地面とドラゴンタイプを併せ持つポケモンのようだ。
「ドラゴンタイプか……見るからに強そうだな……」
ドラゴンポケモンは聖なる生き物。故にその最終進化系となれば、相当な実力を持つポケモンに間違いない。
「だけど相手にとって不足はないよね。エーフィ、頑張るよ!」
エーフィにはドラゴンに有利なフェアリー技、マジカルシャインもある。
エーフィはフライゴンから目線を逸らさず、しかししっかりとハルの言葉に応え、頷く。
「よし! エーフィ、サイコショット!」
エーフィの額の珠にサイコパワーが溜まり、そこから念力の弾が撃ち出される。
フライゴンに一直線に飛来していくが、肝心のフライゴンは反応一つ見せない。
しかし。

「フライゴン、やれ」

突然、フライゴンが巨大な翅を強く羽ばたかせる。
歌姫の美しい唄声のような音と共に、収まって地面に落ちたはずの砂が再び舞い上がる。
無数の砂塵は風に乗って、フライゴンを瞬く間に覆ってしまう。
念力の弾は砂の風に阻まれ、フライゴンには届かなかった。
「なっ……!」
思わず驚きを浮かべるハル。
エーフィの一番優れた能力は特攻だ。そのエーフィの一番の主力技が、容易く食い止められてしまった。

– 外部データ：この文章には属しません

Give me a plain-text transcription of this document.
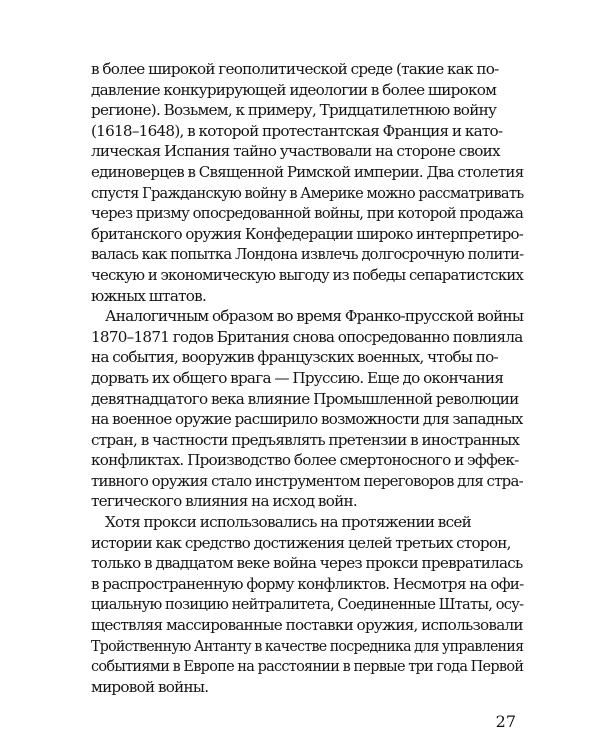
в более широкой геополитической среде (такие как по-
давление конкурирующей идеологии в более широком
регионе). Возьмем, к примеру, Тридцатилетнюю войну
(1618–1648), в которой протестантская Франция и като-
лическая Испания тайно участвовали на стороне своих
единоверцев в Священной Римской империи. Два столетия
спустя Гражданскую войну в Америке можно рассматривать
через призму опосредованной войны, при которой продажа
британского оружия Конфедерации широко интерпретиро-
валась как попытка Лондона извлечь долгосрочную полити-
ческую и экономическую выгоду из победы сепаратистских
южных штатов.

Аналогичным образом во время Франко-прусской войны
1870–1871 годов Британия снова опосредованно повлияла
на события, вооружив французских военных, чтобы по-
дорвать их общего врага — Пруссию. Еще до окончания
девятнадцатого века влияние Промышленной революции
на военное оружие расширило возможности для западных
стран, в частности предъявлять претензии в иностранных
конфликтах. Производство более смертоносного и эффек-
тивного оружия стало инструментом переговоров для стра-
тегического влияния на исход войн.

Хотя прокси использовались на протяжении всей
истории как средство достижения целей третьих сторон,
только в двадцатом веке война через прокси превратилась
в распространенную форму конфликтов. Несмотря на офи-
циальную позицию нейтралитета, Соединенные Штаты, осу-
ществляя массированные поставки оружия, использовали
Тройственную Антанту в качестве посредника для управления
событиями в Европе на расстоянии в первые три года Первой
мировой войны.

27
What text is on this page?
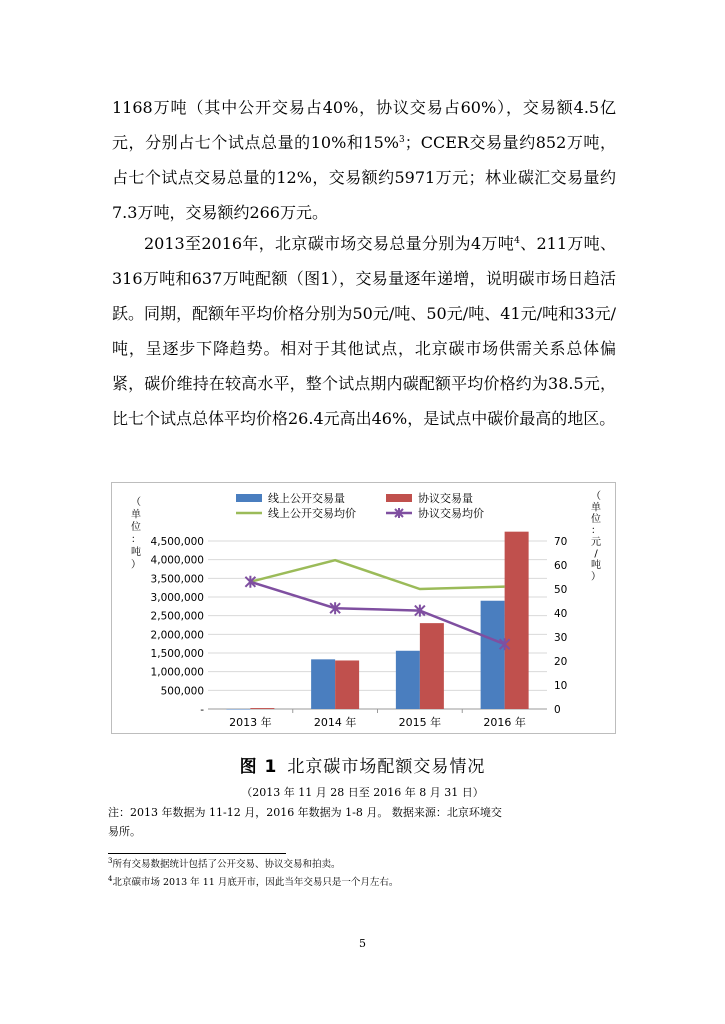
1168万吨（其中公开交易占40%，协议交易占60%），交易额4.5亿元，分别占七个试点总量的10%和15%$^3$；CCER交易量约852万吨，占七个试点交易总量的12%，交易额约5971万元；林业碳汇交易量约7.3万吨，交易额约266万元。
2013至2016年，北京碳市场交易总量分别为4万吨$^4$、211万吨、316万吨和637万吨配额（图1），交易量逐年递增，说明碳市场日趋活跃。同期，配额年平均价格分别为50元/吨、50元/吨、41元/吨和33元/吨，呈逐步下降趋势。相对于其他试点，北京碳市场供需关系总体偏紧，碳价维持在较高水平，整个试点期内碳配额平均价格约为38.5元，比七个试点总体平均价格26.4元高出46%，是试点中碳价最高的地区。
-
500,000
1,000,000
1,500,000
2,000,000
2,500,000
3,000,000
3,500,000
4,000,000
4,500,000
0
10
20
30
40
50
60
70
2013 年	2014 年	2015 年	2016 年
（
单
位
：
吨
）
（
单
位
：
元
/
吨
）
线上公开交易量	协议交易量
线上公开交易均价	协议交易均价
图 1 北京碳市场配额交易情况
（2013 年 11 月 28 日至 2016 年 8 月 31 日）
注：2013 年数据为 11-12 月，2016 年数据为 1-8 月。 数据来源：北京环境交易所。
$^3$所有交易数据统计包括了公开交易、协议交易和拍卖。
$^4$北京碳市场 2013 年 11 月底开市，因此当年交易只是一个月左右。
5
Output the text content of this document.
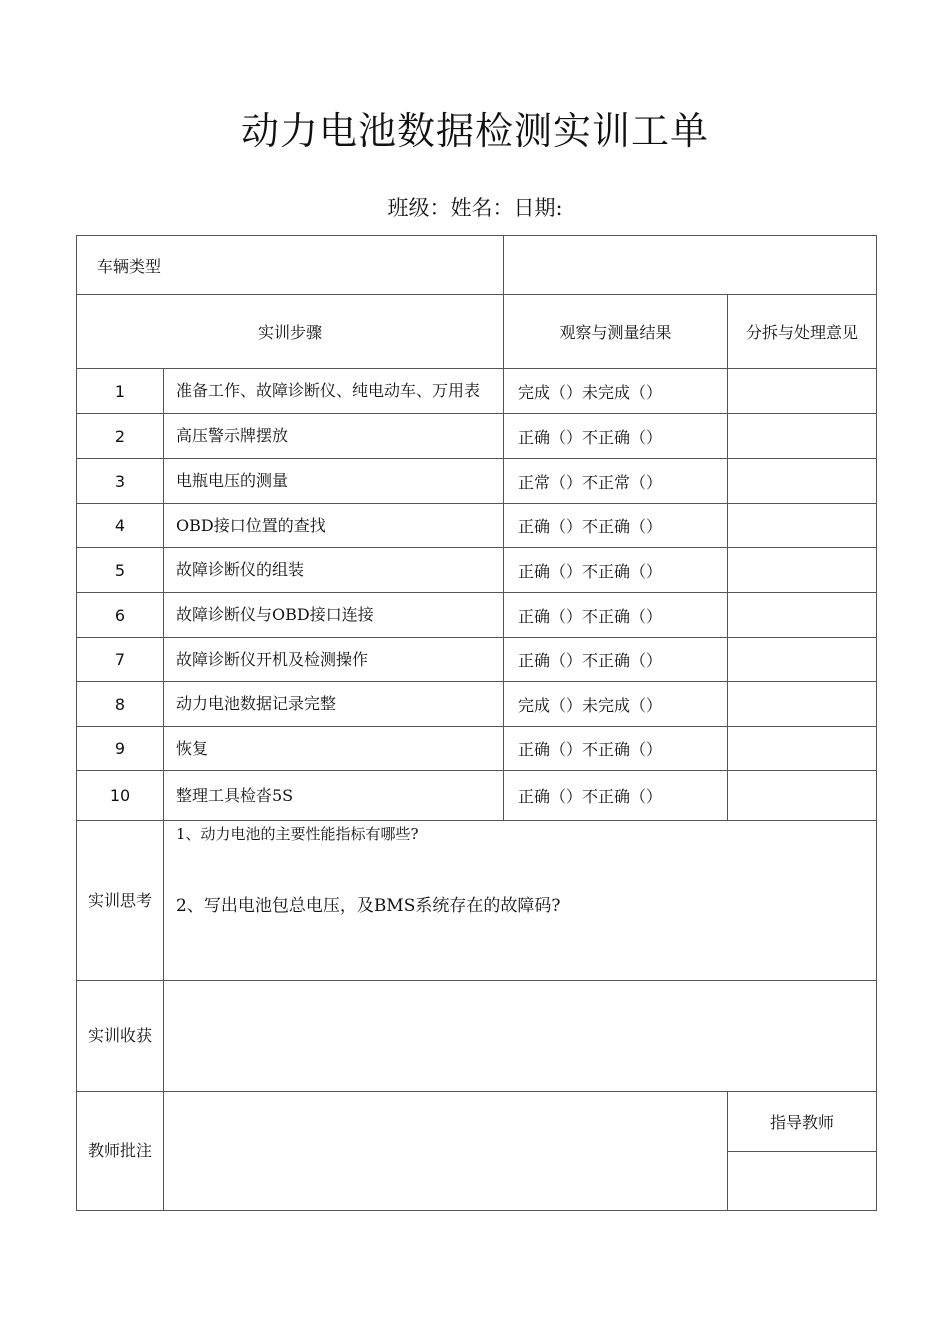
动力电池数据检测实训工单
班级：姓名：日期:
车辆类型			
实训步骤		观察与测量结果	分拆与处理意见
1	准备工作、故障诊断仪、纯电动车、万用表	完成（）未完成（）	
2	高压警示牌摆放	正确（）不正确（）	
3	电瓶电压的测量	正常（）不正常（）	
4	OBD接口位置的查找	正确（）不正确（）	
5	故障诊断仪的组装	正确（）不正确（）	
6	故障诊断仪与OBD接口连接	正确（）不正确（）	
7	故障诊断仪开机及检测操作	正确（）不正确（）	
8	动力电池数据记录完整	完成（）未完成（）	
9	恢复	正确（）不正确（）	
10	整理工具检沓5S	正确（）不正确（）	
实训思考	1、动力电池的主要性能指标有哪些?
2、写出电池包总电压，及BMS系统存在的故障码?		

实训收获			
教师批注			指导教师
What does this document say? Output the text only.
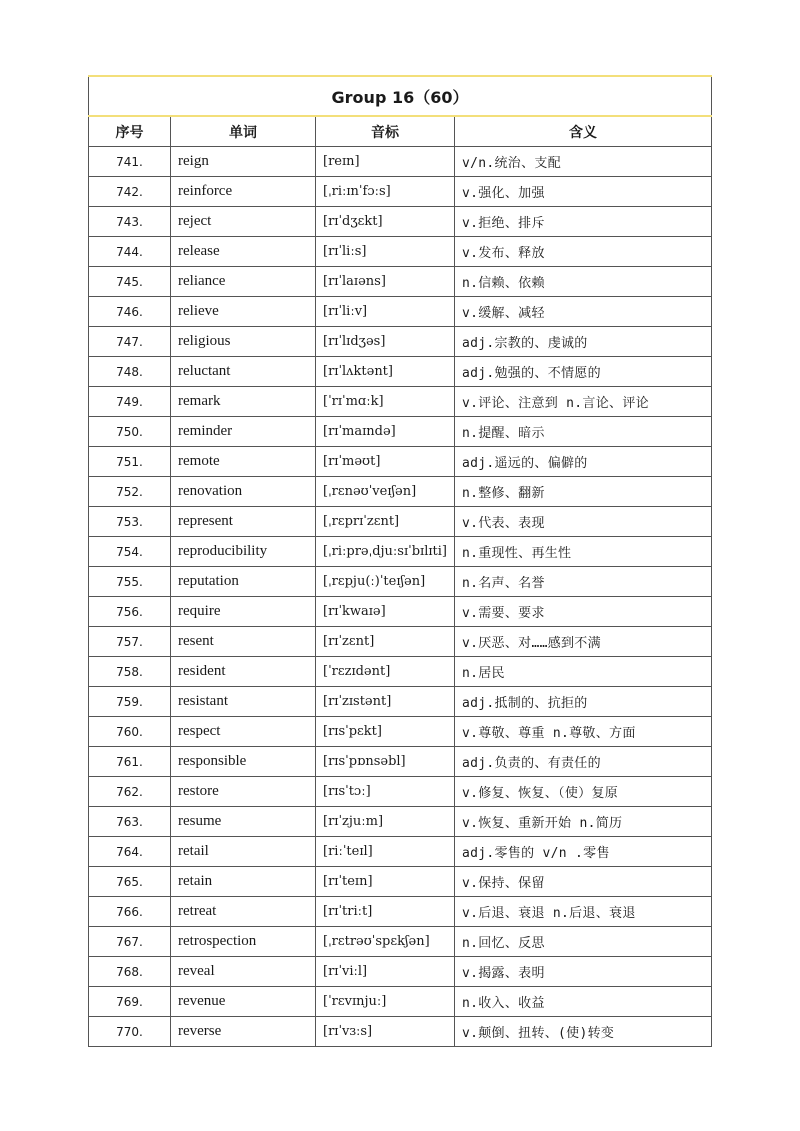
Group 16（60）			
序号	单词	音标	含义
741.	reign	[reɪn]	v/n.统治、支配
742.	reinforce	[ˌriːɪnˈfɔːs]	v.强化、加强
743.	reject	[rɪˈdʒɛkt]	v.拒绝、排斥
744.	release	[rɪˈliːs]	v.发布、释放
745.	reliance	[rɪˈlaɪəns]	n.信赖、依赖
746.	relieve	[rɪˈliːv]	v.缓解、减轻
747.	religious	[rɪˈlɪdʒəs]	adj.宗教的、虔诚的
748.	reluctant	[rɪˈlʌktənt]	adj.勉强的、不情愿的
749.	remark	[ˈrɪˈmɑːk]	v.评论、注意到 n.言论、评论
750.	reminder	[rɪˈmaɪndə]	n.提醒、暗示
751.	remote	[rɪˈməʊt]	adj.遥远的、偏僻的
752.	renovation	[ˌrɛnəʊˈveɪʃən]	n.整修、翻新
753.	represent	[ˌrɛprɪˈzɛnt]	v.代表、表现
754.	reproducibility	[ˌriːprəˌdjuːsɪˈbɪlɪti]	n.重现性、再生性
755.	reputation	[ˌrɛpju(ː)ˈteɪʃən]	n.名声、名誉
756.	require	[rɪˈkwaɪə]	v.需要、要求
757.	resent	[rɪˈzɛnt]	v.厌恶、对……感到不满
758.	resident	[ˈrɛzɪdənt]	n.居民
759.	resistant	[rɪˈzɪstənt]	adj.抵制的、抗拒的
760.	respect	[rɪsˈpɛkt]	v.尊敬、尊重 n.尊敬、方面
761.	responsible	[rɪsˈpɒnsəbl]	adj.负责的、有责任的
762.	restore	[rɪsˈtɔː]	v.修复、恢复、（使）复原
763.	resume	[rɪˈzjuːm]	v.恢复、重新开始 n.简历
764.	retail	[riːˈteɪl]	adj.零售的 v/n .零售
765.	retain	[rɪˈteɪn]	v.保持、保留
766.	retreat	[rɪˈtriːt]	v.后退、衰退 n.后退、衰退
767.	retrospection	[ˌrɛtrəʊˈspɛkʃən]	n.回忆、反思
768.	reveal	[rɪˈviːl]	v.揭露、表明
769.	revenue	[ˈrɛvɪnjuː]	n.收入、收益
770.	reverse	[rɪˈvɜːs]	v.颠倒、扭转、(使)转变
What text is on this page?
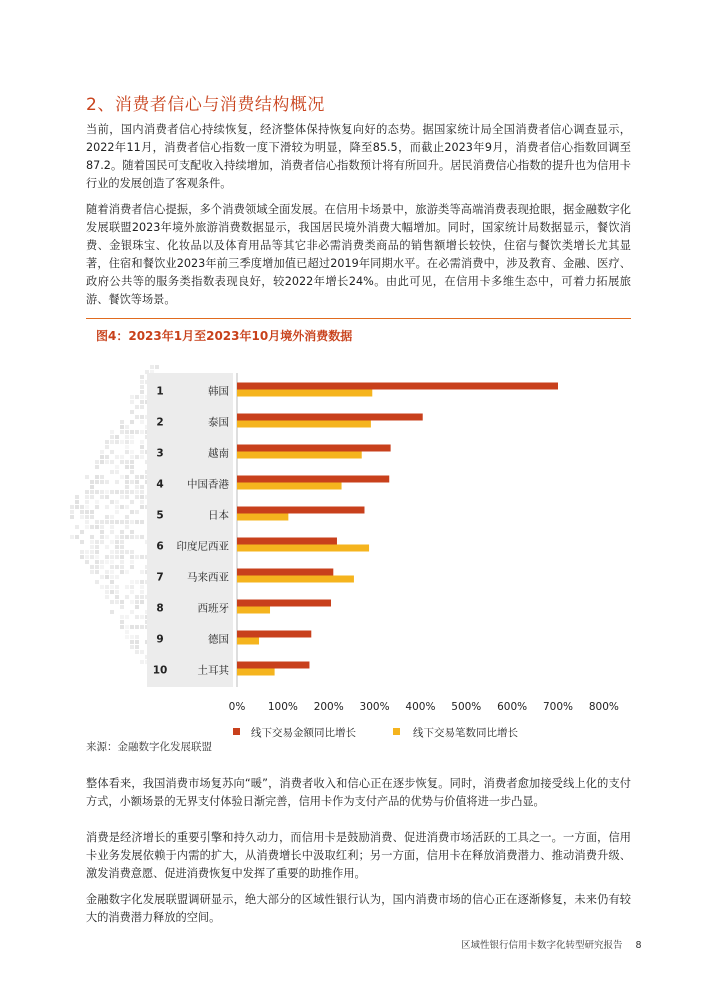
2、消费者信心与消费结构概况

当前，国内消费者信心持续恢复，经济整体保持恢复向好的态势。据国家统计局全国消费者信心调查显示，2022年11月，消费者信心指数一度下滑较为明显，降至85.5，而截止2023年9月，消费者信心指数回调至87.2。随着国民可支配收入持续增加，消费者信心指数预计将有所回升。居民消费信心指数的提升也为信用卡行业的发展创造了客观条件。

随着消费者信心提振，多个消费领域全面发展。在信用卡场景中，旅游类等高端消费表现抢眼，据金融数字化发展联盟2023年境外旅游消费数据显示，我国居民境外消费大幅增加。同时，国家统计局数据显示，餐饮消费、金银珠宝、化妆品以及体育用品等其它非必需消费类商品的销售额增长较快，住宿与餐饮类增长尤其显著，住宿和餐饮业2023年前三季度增加值已超过2019年同期水平。在必需消费中，涉及教育、金融、医疗、政府公共等的服务类指数表现良好，较2022年增长24%。由此可见，在信用卡多维生态中，可着力拓展旅游、餐饮等场景。

图4：2023年1月至2023年10月境外消费数据
1	韩国
2	泰国
3	越南
4 中国香港
5	日本
6 印度尼西亚
7 马来西亚
8	西班牙
9	德国
10	土耳其
0% 100% 200% 300% 400% 500% 600% 700% 800%
线下交易金额同比增长	线下交易笔数同比增长
来源：金融数字化发展联盟

整体看来，我国消费市场复苏向“暖”，消费者收入和信心正在逐步恢复。同时，消费者愈加接受线上化的支付方式，小额场景的无界支付体验日渐完善，信用卡作为支付产品的优势与价值将进一步凸显。

消费是经济增长的重要引擎和持久动力，而信用卡是鼓励消费、促进消费市场活跃的工具之一。一方面，信用卡业务发展依赖于内需的扩大，从消费增长中汲取红利；另一方面，信用卡在释放消费潜力、推动消费升级、激发消费意愿、促进消费恢复中发挥了重要的助推作用。

金融数字化发展联盟调研显示，绝大部分的区域性银行认为，国内消费市场的信心正在逐渐修复，未来仍有较大的消费潜力释放的空间。

区域性银行信用卡数字化转型研究报告 8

「こいつは砂嵐がなくなった時のためのポケモンだ。砂嵐が収まった後だろうが、フライゴンならば地面に落ちた砂を存分に生かせる。言っただろう、砂嵐を起こせば、それだけでサナギラスは充分に仕事をしているんだと」
砂嵐が収まっても、カガチの戦法には何も影響しない。どころか、それすら有利な状況に変えてしまう。
フライゴンは再び翅の羽ばたきを元に戻し、声をあげることもなく、相も変わらずじっとエーフィを見据える。